Saturday, October 13, 2007

Re: Uncle Herb: The Sum of All Fears

If I ever had to describe Uncle Herb to anyone, I would describe him as stomach-twisting terror, covered in pure darkness, made into the shape of a man. Never before has anyone injected so much unimaginable fear into the heart of a child.

What made him the most horrifying is his otherworldly silence, and his ability to suddenly materialize at the corner of your peripheral vision. We would be playing on the swingset, or trying to wrestling in the back yard, and suddenly the birds would stop chirping, the wind would go still (and somehow there would suddenly be no cars on the road below).

We knew what this sickening stillness was.

We would turn our heads, and there he would be, standing at the corner of the house, shoulders slack and head dangling. No words can describe the icy terror that would pulverize our tiny minds at times like these.

Though I don't remember having seen him walk or move, he would suddenly be standing mere feet from us, and would mumble something in a voice that sounded 1/3 human, 1/3 rottweiler and 1/3 the smoke from the fires of hell.

Usually his questions at this point would concern whether or not our Dad was around. At the time, we thought this was because if Hal wasn't around, he would eat us. In retrospect, I realize that this is because he was utterly terrified of his siblings, for no particular reason.
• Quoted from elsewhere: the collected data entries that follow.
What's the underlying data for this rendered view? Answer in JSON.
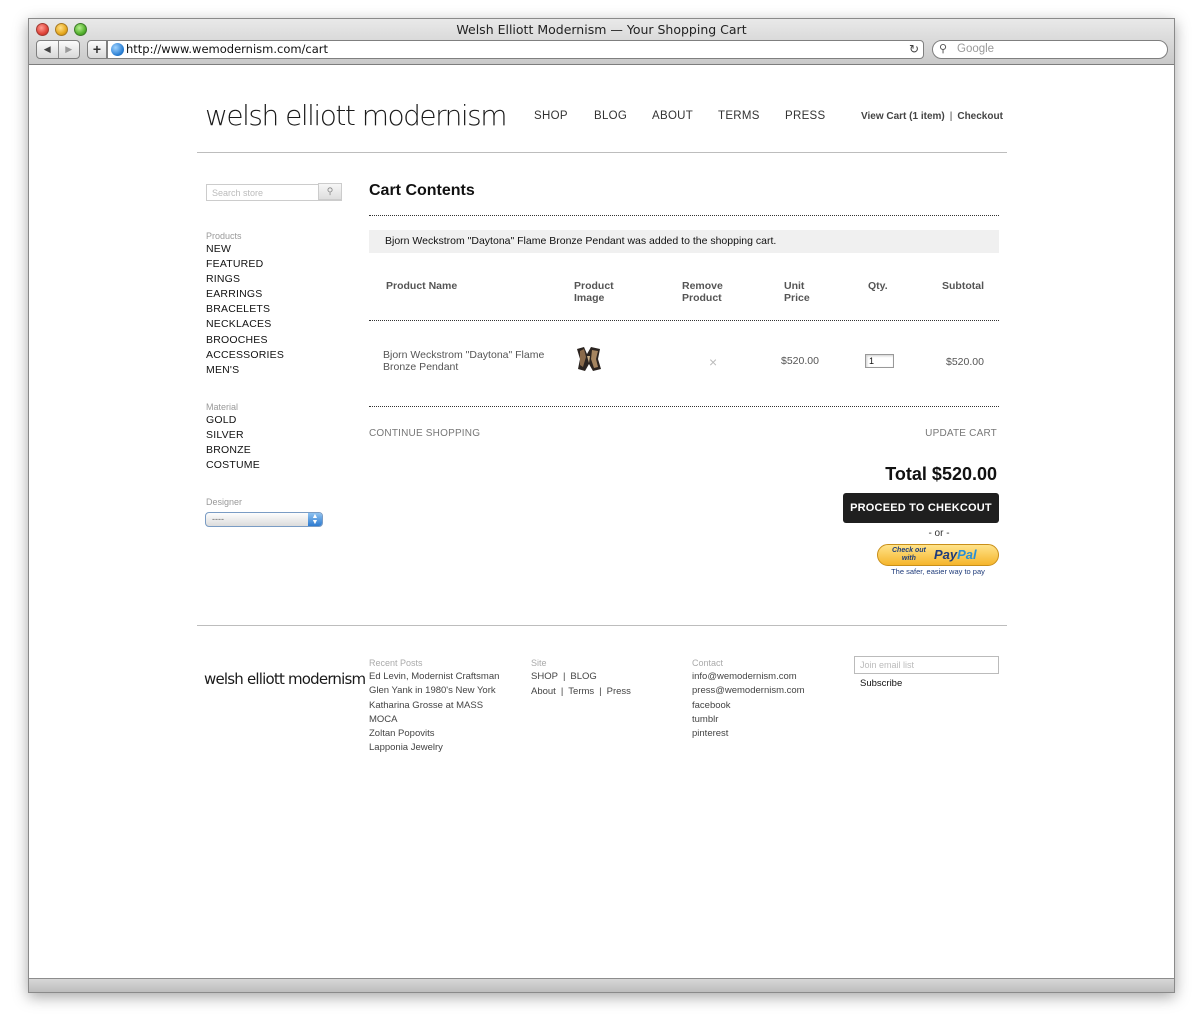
{
  "browser": {
    "window_title": "Welsh Elliott Modernism — Your Shopping Cart",
    "url": "http://www.wemodernism.com/cart",
    "search_placeholder": "Google"
  },
  "header": {
    "logo": "welsh elliott modernism",
    "nav": [
      "SHOP",
      "BLOG",
      "ABOUT",
      "TERMS",
      "PRESS"
    ],
    "view_cart": "View Cart (1 item)",
    "separator": "|",
    "checkout": "Checkout"
  },
  "sidebar": {
    "search_placeholder": "Search store",
    "products_heading": "Products",
    "products": [
      "NEW",
      "FEATURED",
      "RINGS",
      "EARRINGS",
      "BRACELETS",
      "NECKLACES",
      "BROOCHES",
      "ACCESSORIES",
      "MEN'S"
    ],
    "material_heading": "Material",
    "materials": [
      "GOLD",
      "SILVER",
      "BRONZE",
      "COSTUME"
    ],
    "designer_heading": "Designer",
    "designer_selected": "----"
  },
  "cart": {
    "title": "Cart Contents",
    "notice": "Bjorn Weckstrom \"Daytona\" Flame Bronze Pendant was added to the shopping cart.",
    "columns": {
      "product_name": "Product Name",
      "product_image": [
        "Product",
        "Image"
      ],
      "remove_product": [
        "Remove",
        "Product"
      ],
      "unit_price": [
        "Unit",
        "Price"
      ],
      "qty": "Qty.",
      "subtotal": "Subtotal"
    },
    "items": [
      {
        "name": "Bjorn Weckstrom \"Daytona\" Flame Bronze Pendant",
        "remove": "×",
        "unit_price": "$520.00",
        "qty": "1",
        "subtotal": "$520.00"
      }
    ],
    "continue_shopping": "CONTINUE SHOPPING",
    "update_cart": "UPDATE CART",
    "total": "Total $520.00",
    "proceed_button": "PROCEED TO CHEKCOUT",
    "or": "- or -",
    "paypal": {
      "check_out_line1": "Check out",
      "check_out_line2": "with",
      "pay": "Pay",
      "pal": "Pal",
      "tagline": "The safer, easier way to pay",
      "accent": "#1e3b7a"
    }
  },
  "footer": {
    "logo": "welsh elliott modernism",
    "recent_posts_heading": "Recent Posts",
    "recent_posts": [
      "Ed Levin, Modernist Craftsman",
      "Glen Yank in 1980's New York",
      "Katharina Grosse at MASS",
      "MOCA",
      "Zoltan Popovits",
      "Lapponia Jewelry"
    ],
    "site_heading": "Site",
    "site_row1": [
      "SHOP",
      "BLOG"
    ],
    "site_row2": [
      "About",
      "Terms",
      "Press"
    ],
    "contact_heading": "Contact",
    "contact": [
      "info@wemodernism.com",
      "press@wemodernism.com",
      "facebook",
      "tumblr",
      "pinterest"
    ],
    "email_placeholder": "Join email list",
    "subscribe": "Subscribe"
  }
}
Did we mention that he had a dog? He had a little wiener dog named "Missy" who was the most hateful creature ever to walk the earth. With its tiny brain warped by being locked, 90% of the time in Herb's room, being subject to condensed, unventilated cigarette smoke and a steady stream of Nick At Nite, the dog went crazy.

Apparently though, Missy's company wasn't enough. She lacked certain things Herb needed in a companion. Things such as a car, a child, alcoholism or food stamps. So, as I grew older, I remember sporadically seeing a different "girlfriend" every few months or so which, upon our arrival at my grandma's house, would be standing silently with Herb by her Toyota Tercel, with a baby on her hip that looked like neither or them. They would stare at us silently as we walked by and it always made me feel like I'd just seen a ghost. A really pathetic ghost.

Ben hit the nail on the head. Never has there been a more bone-chilling, hateful caricature of Boo Radley ever realized in the real world. Except Herb never saved our lives from a murderous white supremacist. Instead, he just hotboxed his bedroom with cigarette smoke and watched syndicated reruns with his evil Dachshund. And he was content to go down in the annals of history just like that.

2 comments:

Ben said...

Is it just me, or is this post unusually depressing? At least for this blog, it is. This has far to much human emotion and not enough sartorial mocking. Maybe next time...

Jake said...

No, the childhood terror has its own comedic value.